For some unexplainable reason, the sounds of the 70s live in my head in the form of a muscle car lazily driving by the FDR East River Drive, blasting power pop ballads that border into chamber pop. You know ’em: pianos, a little bit of distortion, voices full of yearning and an easy going drum and bass combo.

So, when Strange Range‘s opener ‘Whip’ started with the decisively Player style bass and a wall of guitars followed, I knew I was in for an 1973 Impala Coupe-style ride. The City And Horses are a relatively new band (this is their album) and while there’s that love for 70s harmonies, there is not a single track that comes as aping too much from that rather good decade.

Quirkiness is one of the many surnames The City and Horses have (another one is McChingón) and this comes off perfectly in the sweet ’17’, with its reminiscence of “The sweetest little thing that I’ve ever seen / was you smoking weed at seventeen” and remarks about beach trips, straight edge and all the little mementos that make a slice of life story memorable. Besides, when you have a song called ‘Kawaii dance’, you know the artists embrace their quirkiness like a badge of cool.
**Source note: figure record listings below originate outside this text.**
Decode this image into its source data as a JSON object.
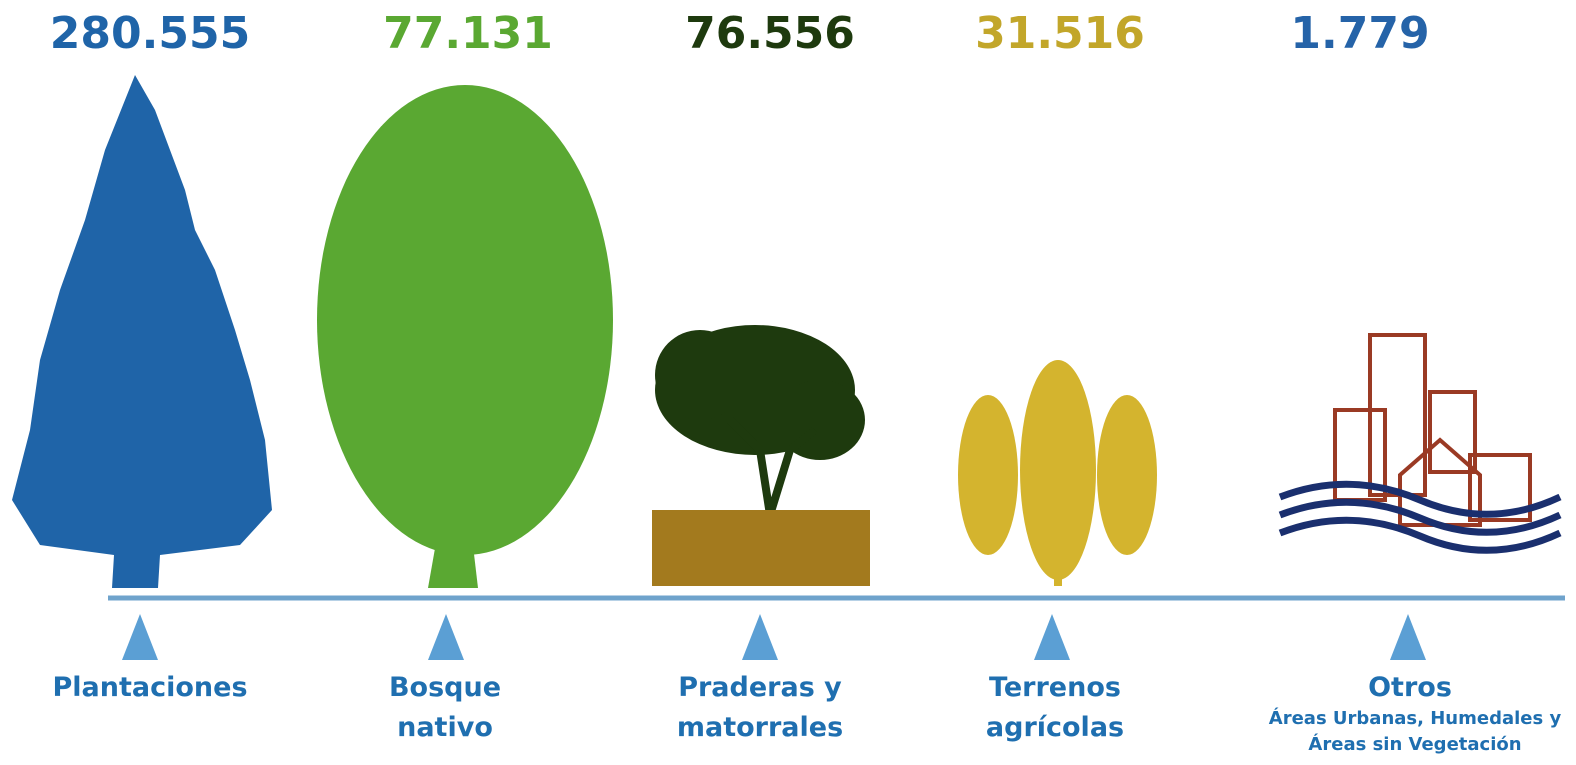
{
  "items": [
    {
      "value": "280.555",
      "label": "Plantaciones"
    },
    {
      "value": "77.131",
      "label": "Bosque nativo"
    },
    {
      "value": "76.556",
      "label": "Praderas y matorrales"
    },
    {
      "value": "31.516",
      "label": "Terrenos agrícolas"
    },
    {
      "value": "1.779",
      "label": "Otros",
      "sublabel": "Áreas Urbanas, Humedales y Áreas sin Vegetación"
    }
  ]
}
But, like that episode of Mythbusters, is this badge of cool bulletproof? Mileage may vary and the more Gargamel-like will and should probably stay away from Strange Range, as it is a collection of sweet (but never saccharinic) songs. But if you enjoy well-made, easy going music, there’s more in this collection. ‘Pretty pretty’ has a Latin vibe, with its peppering of guiro and claves  and ‘Slave’ is a tribalesque surf song, missing just a few vocal harmonies and cans of Hawaiian Punch to make it perfect.

Now, don’t think this is a funkathon, as the 70s also had a scene called alt-country, which mixed the elements of free range country with the acerbic observations of rock. ‘Strange Range’, ‘My strange ways’ and ‘All of these things’ are forays into this genre. Some songs experiment with pop electronics, like the dancey ‘Re-inking’ and the out-there mad ‘Kawaii dance’.

It’s easy to dial home to any decade past and copy the blueprints of what constituted hits back then. It takes a proper musical scientist to distill the essence after thoroughly stage-digesting musical samples. What The City and Horses accomplish in Strange Range is a master thesis in 70s music without losing an ounce of originality.